The director of the town's Department of Energy Resources plans to make a recommendation to council on Sept. 17. Burke noted that AMP may notify Front Royal in December if the organization approved its offer to serve as a host site. Myers told council AMP plans to hire a consultant to rank the potential host sites based on construction costs and other factors.
"If there is a favorable council aboard that is working to champion this that would be a plus," Myers said.
The solar-power array installations will reside behind members' meters, Myers explained. The phased project relies on Clean Renewable Energy Bonds. Per the AMP board's approval, the firm will request the transfer of some or all of the $59 million previously awarded for wind and hydroelectric power projects, according to Myers.
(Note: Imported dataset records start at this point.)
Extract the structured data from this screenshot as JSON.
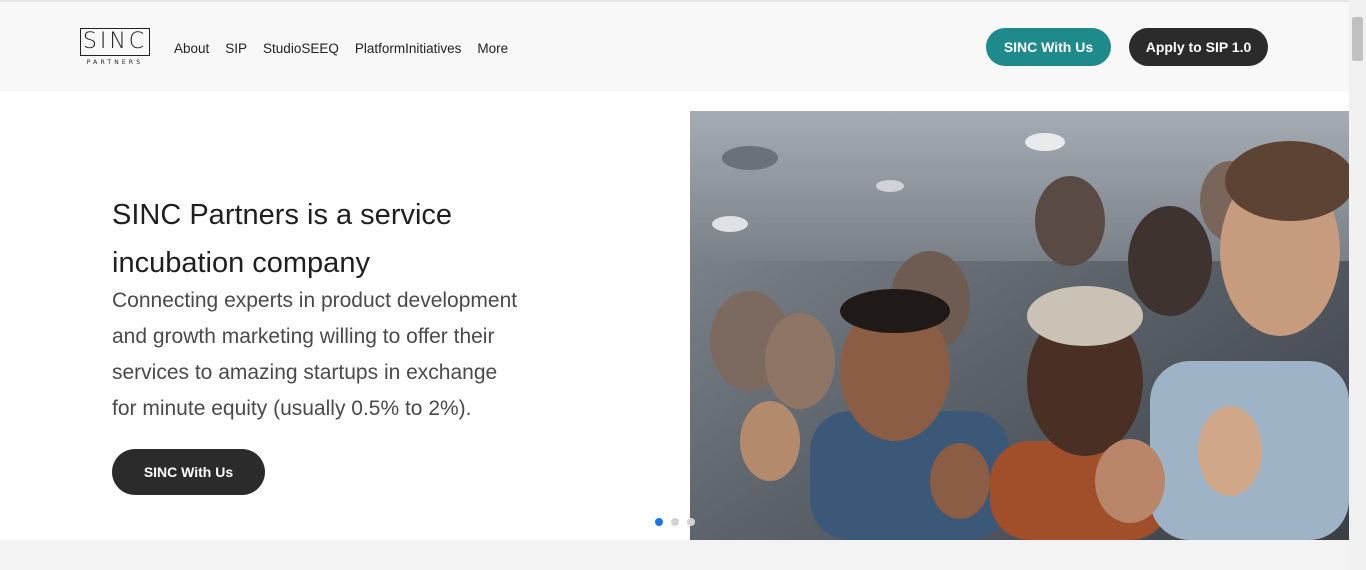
{
  "header": {
    "logo_text": "SINC",
    "logo_sub": "PARTNERS",
    "nav": [
      {
        "label": "About"
      },
      {
        "label": "SIP"
      },
      {
        "label": "StudioSEEQ"
      },
      {
        "label": "PlatformInitiatives"
      },
      {
        "label": "More"
      }
    ],
    "cta_primary": "SINC With Us",
    "cta_secondary": "Apply to SIP 1.0"
  },
  "hero": {
    "title_line1": "SINC Partners is a service",
    "title_line2": "incubation company",
    "description_lines": [
      "Connecting experts in product development",
      "and growth marketing willing to offer their",
      "services to amazing startups in exchange",
      "for minute equity (usually 0.5% to 2%)."
    ],
    "button_label": "SINC With Us"
  },
  "carousel": {
    "active_index": 0,
    "slides": 3
  },
  "colors": {
    "accent_teal": "#1f8a8c",
    "dark_button": "#2b2b2b",
    "active_dot": "#1a73e8"
  }
}
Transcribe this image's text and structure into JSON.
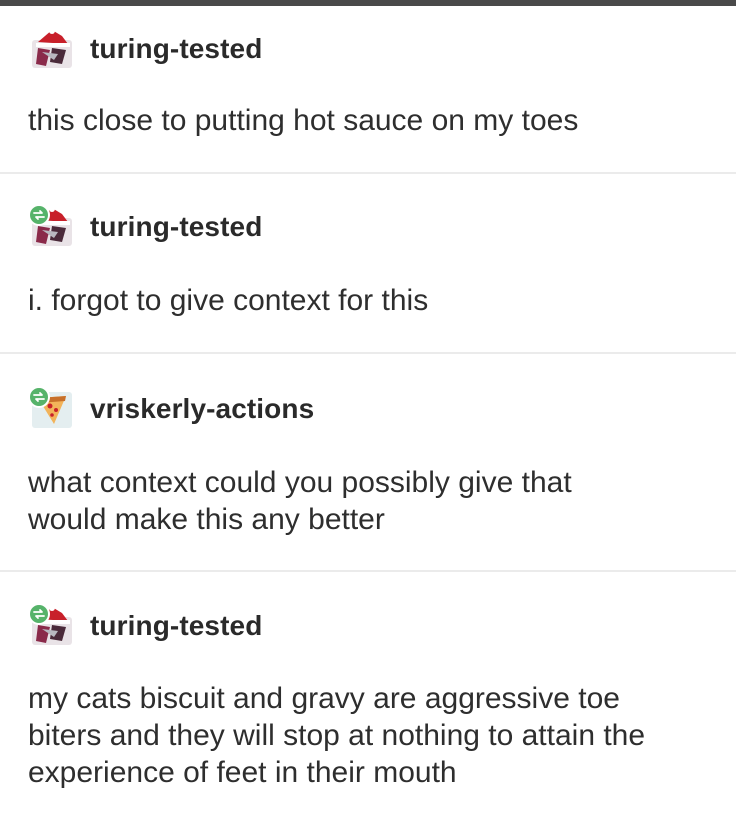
{
  "posts": [
    {
      "username": "turing-tested",
      "avatar_icon": "santa-hat-character-avatar-icon",
      "reblog": false,
      "lines": [
        "this close to putting hot sauce on my toes"
      ]
    },
    {
      "username": "turing-tested",
      "avatar_icon": "santa-hat-character-avatar-icon",
      "reblog": true,
      "lines": [
        "i. forgot to give context for this"
      ]
    },
    {
      "username": "vriskerly-actions",
      "avatar_icon": "pizza-slice-avatar-icon",
      "reblog": true,
      "lines": [
        "what context could you possibly give that",
        "would make this any better"
      ]
    },
    {
      "username": "turing-tested",
      "avatar_icon": "santa-hat-character-avatar-icon",
      "reblog": true,
      "lines": [
        "my cats biscuit and gravy are aggressive toe",
        "biters and they will stop at nothing to attain the",
        "experience of feet in their mouth"
      ]
    }
  ],
  "colors": {
    "reblog_badge": "#56b36a",
    "divider": "#ebebeb",
    "text": "#2e2e2e"
  }
}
The funding should cover the cost to install enough solar devices to generate 30 megawatts of power. Funding would limit phase I of the project to the 30 megawatts, Myers said.
Electricity generated from solar power would cost more per megawatt than other sources, according to Myers and Burke. The benefits for participation in the project would come through possibly being a host site, Burke said Wednesday.
"The benefit for any power generation within Front Royal results in no transmission costs to the town for that power," Burke said. "Right now, whenever we purchase power there's a cost to purchase it and then there's an additional cost through PJM for the transmission of power to the town."
As Myers presented, a "take-or-pay" contract would span 35 years and requires the party to pay for the service whether or not the array produces power. Myers indicated that banks put the "take-or-pay" stipulation on projects such as these to ensure the payments on the bonds issued.
A facility recently completed in Napoleon, Ohio, now produces solar power, according to Myers. Napoleon officials agreed to take the entire power output until subscribers connect, Myers explained.
"It's being sold to all members," Myers said. "Site selection and prioritization is based upon approval of the participants committee. All participants in the project receive a percentage share of energy from all the different sites."
As a host site, Front Royal could receive the added benefit of cutting down on the transmission fee. Having the solar panels behind the meters would save the user money on the transmission costs which make up a significant portion of the electricity bills, according to Myers.
Host sites would sign separate, interconnection lease agreements for land use and operations, Myers said.
"Like I said earlier, the goal is to utilize local companies where feasible, provide local jobs and stimulate the local economies," Myers told council.
Burke explained the site selection would also depend on how much electricity AMP would seek to generate at one given host site.